If you want to go far
„If you want to go fast, go alone; but if you want to go far, go together.” Een uitspraak die even pijnlijk als waar bleek te zijn tijdens etappe 17 van de Tour de France 2023.
Waar geweldenaar Tadej Pogačar koerst met zijn hart, wint Jonas Vingegaard zowel de tijdrit als de bergetappe van zaterdag. Intrigerend voor een wielerfan als ik.

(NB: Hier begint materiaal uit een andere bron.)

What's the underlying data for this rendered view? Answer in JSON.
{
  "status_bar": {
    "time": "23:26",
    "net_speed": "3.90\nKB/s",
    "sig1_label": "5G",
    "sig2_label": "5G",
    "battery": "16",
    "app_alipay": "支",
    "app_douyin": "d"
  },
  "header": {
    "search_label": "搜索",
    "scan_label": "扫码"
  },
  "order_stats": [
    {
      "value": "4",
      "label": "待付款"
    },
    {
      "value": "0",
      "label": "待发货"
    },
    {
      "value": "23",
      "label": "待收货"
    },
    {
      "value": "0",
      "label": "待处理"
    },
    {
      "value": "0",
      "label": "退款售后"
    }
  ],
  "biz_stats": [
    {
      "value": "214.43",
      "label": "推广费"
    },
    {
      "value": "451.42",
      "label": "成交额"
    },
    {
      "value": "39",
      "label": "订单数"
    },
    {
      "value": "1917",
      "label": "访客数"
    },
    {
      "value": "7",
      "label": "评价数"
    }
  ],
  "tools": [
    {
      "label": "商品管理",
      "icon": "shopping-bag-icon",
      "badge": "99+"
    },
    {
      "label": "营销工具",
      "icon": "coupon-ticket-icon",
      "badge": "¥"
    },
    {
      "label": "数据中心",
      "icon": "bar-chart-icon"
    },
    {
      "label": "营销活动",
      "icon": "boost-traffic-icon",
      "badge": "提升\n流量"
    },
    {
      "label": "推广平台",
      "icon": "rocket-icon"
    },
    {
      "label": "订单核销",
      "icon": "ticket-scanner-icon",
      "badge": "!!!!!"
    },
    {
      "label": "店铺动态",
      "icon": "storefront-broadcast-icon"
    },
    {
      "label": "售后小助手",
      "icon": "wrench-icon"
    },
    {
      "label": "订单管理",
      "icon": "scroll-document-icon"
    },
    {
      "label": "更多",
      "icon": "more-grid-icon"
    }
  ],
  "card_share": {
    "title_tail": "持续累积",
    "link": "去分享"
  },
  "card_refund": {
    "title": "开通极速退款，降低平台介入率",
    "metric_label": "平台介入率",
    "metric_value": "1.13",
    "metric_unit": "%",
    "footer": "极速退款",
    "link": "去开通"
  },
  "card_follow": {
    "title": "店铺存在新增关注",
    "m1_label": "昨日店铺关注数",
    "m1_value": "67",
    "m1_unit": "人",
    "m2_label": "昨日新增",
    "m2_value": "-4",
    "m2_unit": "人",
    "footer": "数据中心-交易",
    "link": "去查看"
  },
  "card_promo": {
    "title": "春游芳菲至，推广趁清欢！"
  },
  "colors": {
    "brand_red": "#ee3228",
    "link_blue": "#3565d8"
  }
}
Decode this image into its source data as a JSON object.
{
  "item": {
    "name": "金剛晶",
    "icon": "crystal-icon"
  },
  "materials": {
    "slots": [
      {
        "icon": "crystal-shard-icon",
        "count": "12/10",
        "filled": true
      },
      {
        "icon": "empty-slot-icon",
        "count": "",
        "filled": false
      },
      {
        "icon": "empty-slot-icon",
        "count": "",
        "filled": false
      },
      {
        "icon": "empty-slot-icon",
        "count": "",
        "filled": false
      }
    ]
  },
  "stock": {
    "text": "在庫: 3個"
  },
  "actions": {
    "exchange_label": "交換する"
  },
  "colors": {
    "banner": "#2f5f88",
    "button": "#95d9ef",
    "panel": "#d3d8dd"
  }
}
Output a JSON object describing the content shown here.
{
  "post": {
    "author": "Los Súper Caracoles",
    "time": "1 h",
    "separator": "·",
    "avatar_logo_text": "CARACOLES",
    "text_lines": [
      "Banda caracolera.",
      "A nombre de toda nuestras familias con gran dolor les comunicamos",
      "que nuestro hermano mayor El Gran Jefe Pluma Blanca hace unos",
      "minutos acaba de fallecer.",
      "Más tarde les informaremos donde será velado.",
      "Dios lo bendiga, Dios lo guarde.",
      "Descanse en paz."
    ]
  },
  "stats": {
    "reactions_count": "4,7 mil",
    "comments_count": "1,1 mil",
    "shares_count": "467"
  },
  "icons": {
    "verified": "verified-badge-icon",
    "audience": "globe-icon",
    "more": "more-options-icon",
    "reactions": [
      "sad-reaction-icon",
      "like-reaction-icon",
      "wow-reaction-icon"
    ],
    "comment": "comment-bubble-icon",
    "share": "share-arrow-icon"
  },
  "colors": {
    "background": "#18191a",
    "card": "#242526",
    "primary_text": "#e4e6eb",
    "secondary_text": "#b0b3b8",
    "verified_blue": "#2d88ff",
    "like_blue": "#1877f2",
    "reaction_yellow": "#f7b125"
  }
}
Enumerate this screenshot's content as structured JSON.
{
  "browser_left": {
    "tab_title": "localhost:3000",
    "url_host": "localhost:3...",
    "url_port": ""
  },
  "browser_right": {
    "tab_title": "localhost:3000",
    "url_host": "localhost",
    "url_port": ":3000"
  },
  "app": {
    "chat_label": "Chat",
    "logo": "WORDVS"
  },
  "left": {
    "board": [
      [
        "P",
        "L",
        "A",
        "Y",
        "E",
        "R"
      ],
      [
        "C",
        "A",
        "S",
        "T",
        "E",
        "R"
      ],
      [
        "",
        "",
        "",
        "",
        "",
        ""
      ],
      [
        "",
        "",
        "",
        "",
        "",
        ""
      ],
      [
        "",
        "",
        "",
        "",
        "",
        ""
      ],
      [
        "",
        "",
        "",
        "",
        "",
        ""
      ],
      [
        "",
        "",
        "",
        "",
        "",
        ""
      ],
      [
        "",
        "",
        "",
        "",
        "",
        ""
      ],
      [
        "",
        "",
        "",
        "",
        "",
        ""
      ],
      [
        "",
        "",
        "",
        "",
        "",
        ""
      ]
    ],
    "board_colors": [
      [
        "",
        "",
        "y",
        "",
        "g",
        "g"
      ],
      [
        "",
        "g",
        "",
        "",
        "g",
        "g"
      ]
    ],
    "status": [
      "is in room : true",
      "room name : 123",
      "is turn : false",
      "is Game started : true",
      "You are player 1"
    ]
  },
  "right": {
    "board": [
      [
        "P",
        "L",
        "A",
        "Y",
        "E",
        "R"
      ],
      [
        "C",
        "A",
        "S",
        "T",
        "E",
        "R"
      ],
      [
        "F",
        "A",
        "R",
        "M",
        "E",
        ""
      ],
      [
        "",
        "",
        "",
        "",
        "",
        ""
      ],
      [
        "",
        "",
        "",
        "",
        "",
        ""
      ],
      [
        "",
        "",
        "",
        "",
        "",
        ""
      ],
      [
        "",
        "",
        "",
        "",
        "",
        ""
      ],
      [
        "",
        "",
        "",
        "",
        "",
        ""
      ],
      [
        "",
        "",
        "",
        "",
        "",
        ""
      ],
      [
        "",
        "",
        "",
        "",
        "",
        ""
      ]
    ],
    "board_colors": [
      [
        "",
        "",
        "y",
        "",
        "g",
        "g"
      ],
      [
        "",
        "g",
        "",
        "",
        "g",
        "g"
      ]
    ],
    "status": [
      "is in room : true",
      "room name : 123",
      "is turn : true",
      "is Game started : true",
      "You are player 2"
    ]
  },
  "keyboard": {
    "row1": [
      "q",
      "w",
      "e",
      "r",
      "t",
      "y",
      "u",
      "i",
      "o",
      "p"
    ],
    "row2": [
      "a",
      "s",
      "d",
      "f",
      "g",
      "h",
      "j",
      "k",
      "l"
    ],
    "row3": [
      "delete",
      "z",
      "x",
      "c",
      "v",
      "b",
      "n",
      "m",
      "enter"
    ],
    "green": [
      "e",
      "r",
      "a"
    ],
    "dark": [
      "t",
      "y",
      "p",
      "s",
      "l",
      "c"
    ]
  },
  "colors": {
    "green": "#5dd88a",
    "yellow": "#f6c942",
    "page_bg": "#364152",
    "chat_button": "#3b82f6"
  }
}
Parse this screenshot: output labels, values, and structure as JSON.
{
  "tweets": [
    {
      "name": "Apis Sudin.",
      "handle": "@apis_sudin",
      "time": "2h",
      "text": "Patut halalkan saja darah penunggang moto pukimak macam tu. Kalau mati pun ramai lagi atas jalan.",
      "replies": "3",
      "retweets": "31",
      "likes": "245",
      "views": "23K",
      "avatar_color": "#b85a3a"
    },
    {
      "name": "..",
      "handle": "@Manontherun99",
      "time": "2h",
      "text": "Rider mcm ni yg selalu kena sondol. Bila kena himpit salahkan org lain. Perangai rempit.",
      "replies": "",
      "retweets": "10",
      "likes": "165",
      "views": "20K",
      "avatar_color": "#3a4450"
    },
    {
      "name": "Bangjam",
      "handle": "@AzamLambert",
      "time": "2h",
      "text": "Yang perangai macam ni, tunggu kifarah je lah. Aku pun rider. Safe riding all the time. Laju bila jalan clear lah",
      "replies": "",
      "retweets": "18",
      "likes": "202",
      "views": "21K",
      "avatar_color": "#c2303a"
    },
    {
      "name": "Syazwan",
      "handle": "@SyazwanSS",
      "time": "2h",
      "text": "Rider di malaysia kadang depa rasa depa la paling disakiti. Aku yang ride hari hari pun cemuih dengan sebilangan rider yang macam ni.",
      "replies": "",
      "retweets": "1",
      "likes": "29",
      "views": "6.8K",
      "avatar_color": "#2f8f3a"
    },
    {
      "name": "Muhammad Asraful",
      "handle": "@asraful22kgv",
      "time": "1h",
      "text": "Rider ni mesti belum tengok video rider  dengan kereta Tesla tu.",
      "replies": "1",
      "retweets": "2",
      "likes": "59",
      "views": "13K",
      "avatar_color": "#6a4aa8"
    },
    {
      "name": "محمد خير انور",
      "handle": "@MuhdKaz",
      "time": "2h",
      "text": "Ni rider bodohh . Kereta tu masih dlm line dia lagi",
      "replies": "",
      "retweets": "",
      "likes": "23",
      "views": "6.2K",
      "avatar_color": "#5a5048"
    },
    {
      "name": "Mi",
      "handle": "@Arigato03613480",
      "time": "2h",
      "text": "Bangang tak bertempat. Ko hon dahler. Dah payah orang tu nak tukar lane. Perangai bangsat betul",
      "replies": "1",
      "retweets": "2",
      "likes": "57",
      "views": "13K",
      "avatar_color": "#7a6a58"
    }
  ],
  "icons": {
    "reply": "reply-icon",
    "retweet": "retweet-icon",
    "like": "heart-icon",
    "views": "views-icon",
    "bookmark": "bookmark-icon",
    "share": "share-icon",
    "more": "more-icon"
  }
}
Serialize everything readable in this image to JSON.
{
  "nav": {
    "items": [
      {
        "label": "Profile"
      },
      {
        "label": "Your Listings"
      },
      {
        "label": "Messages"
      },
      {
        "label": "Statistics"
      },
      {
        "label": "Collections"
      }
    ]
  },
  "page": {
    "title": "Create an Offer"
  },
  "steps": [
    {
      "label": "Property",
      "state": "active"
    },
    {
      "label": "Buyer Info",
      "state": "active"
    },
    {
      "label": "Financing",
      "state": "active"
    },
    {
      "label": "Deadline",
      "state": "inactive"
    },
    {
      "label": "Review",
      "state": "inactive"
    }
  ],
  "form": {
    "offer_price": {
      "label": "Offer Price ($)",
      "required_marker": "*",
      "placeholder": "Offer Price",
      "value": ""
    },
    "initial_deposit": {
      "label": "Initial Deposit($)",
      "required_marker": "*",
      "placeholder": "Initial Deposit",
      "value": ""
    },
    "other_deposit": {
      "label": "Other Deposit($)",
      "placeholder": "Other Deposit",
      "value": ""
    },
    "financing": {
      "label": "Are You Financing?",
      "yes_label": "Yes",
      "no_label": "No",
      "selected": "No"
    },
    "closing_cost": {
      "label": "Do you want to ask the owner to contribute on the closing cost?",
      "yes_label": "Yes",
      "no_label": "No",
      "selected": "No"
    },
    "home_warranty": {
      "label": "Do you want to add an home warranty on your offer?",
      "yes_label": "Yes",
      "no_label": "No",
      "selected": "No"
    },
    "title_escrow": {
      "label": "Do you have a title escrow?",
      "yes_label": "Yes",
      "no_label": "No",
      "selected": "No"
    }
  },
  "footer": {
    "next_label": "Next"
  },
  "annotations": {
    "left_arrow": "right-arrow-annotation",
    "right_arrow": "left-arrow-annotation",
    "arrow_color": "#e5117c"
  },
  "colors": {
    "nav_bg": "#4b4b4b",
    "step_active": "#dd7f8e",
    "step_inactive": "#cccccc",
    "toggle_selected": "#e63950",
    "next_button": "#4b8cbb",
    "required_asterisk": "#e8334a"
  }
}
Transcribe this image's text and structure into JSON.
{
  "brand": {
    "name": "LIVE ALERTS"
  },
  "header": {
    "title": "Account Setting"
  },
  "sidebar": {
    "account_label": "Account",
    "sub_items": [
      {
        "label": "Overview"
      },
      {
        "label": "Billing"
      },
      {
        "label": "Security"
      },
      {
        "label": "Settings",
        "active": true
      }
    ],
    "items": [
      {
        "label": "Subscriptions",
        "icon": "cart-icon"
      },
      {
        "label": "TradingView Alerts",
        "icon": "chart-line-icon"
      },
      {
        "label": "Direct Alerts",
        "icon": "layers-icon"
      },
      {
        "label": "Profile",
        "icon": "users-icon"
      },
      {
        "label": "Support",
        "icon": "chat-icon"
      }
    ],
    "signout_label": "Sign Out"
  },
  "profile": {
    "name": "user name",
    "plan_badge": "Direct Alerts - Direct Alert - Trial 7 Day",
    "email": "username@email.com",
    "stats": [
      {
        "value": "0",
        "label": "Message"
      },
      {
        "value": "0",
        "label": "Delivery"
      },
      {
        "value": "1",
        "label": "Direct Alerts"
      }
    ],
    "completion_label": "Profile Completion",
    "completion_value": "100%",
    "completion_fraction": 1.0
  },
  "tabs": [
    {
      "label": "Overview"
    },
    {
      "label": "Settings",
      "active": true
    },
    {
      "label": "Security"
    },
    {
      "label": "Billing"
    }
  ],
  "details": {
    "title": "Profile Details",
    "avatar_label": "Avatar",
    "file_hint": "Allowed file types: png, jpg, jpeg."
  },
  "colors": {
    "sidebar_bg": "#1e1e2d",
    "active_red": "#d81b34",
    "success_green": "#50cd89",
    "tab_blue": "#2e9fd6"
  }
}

Eerst de vraag met welke renner ik me het meest identificeer. Dat is ontegenzeggelijk Tadej Pogačar, de man die vanuit oprechte vreugde op de fiets zit, tegenover een Jonas Vingegaard die op zeer wetenschappelijke wijze is klaargestoomd om een lange ronde als de Tour te rijden. Mijn sympathie ligt overigens in beide kampen: naast een emotioneel mens ben ik een aanhanger van de wetenschap, alleen al omdat ik zelf een wetenschappelijke studie heb afgerond. Ik kan geen genoeg krijgen van alle briljante vertalingen van de bewegingswetenschap naar de topsport, zowel in het schaatsen als het wielrennen.
Wat me aan het denken zette was de vraag welke strategie ik tot nu toe het meest heb gevolgd en welke de beste zou zijn. Zeker omdat ik, buiten het kijkgenot, geen enkele ervaringsdeskundigheid heb opgedaan wat betreft topsport. Dat laat ik graag aan familieleden over.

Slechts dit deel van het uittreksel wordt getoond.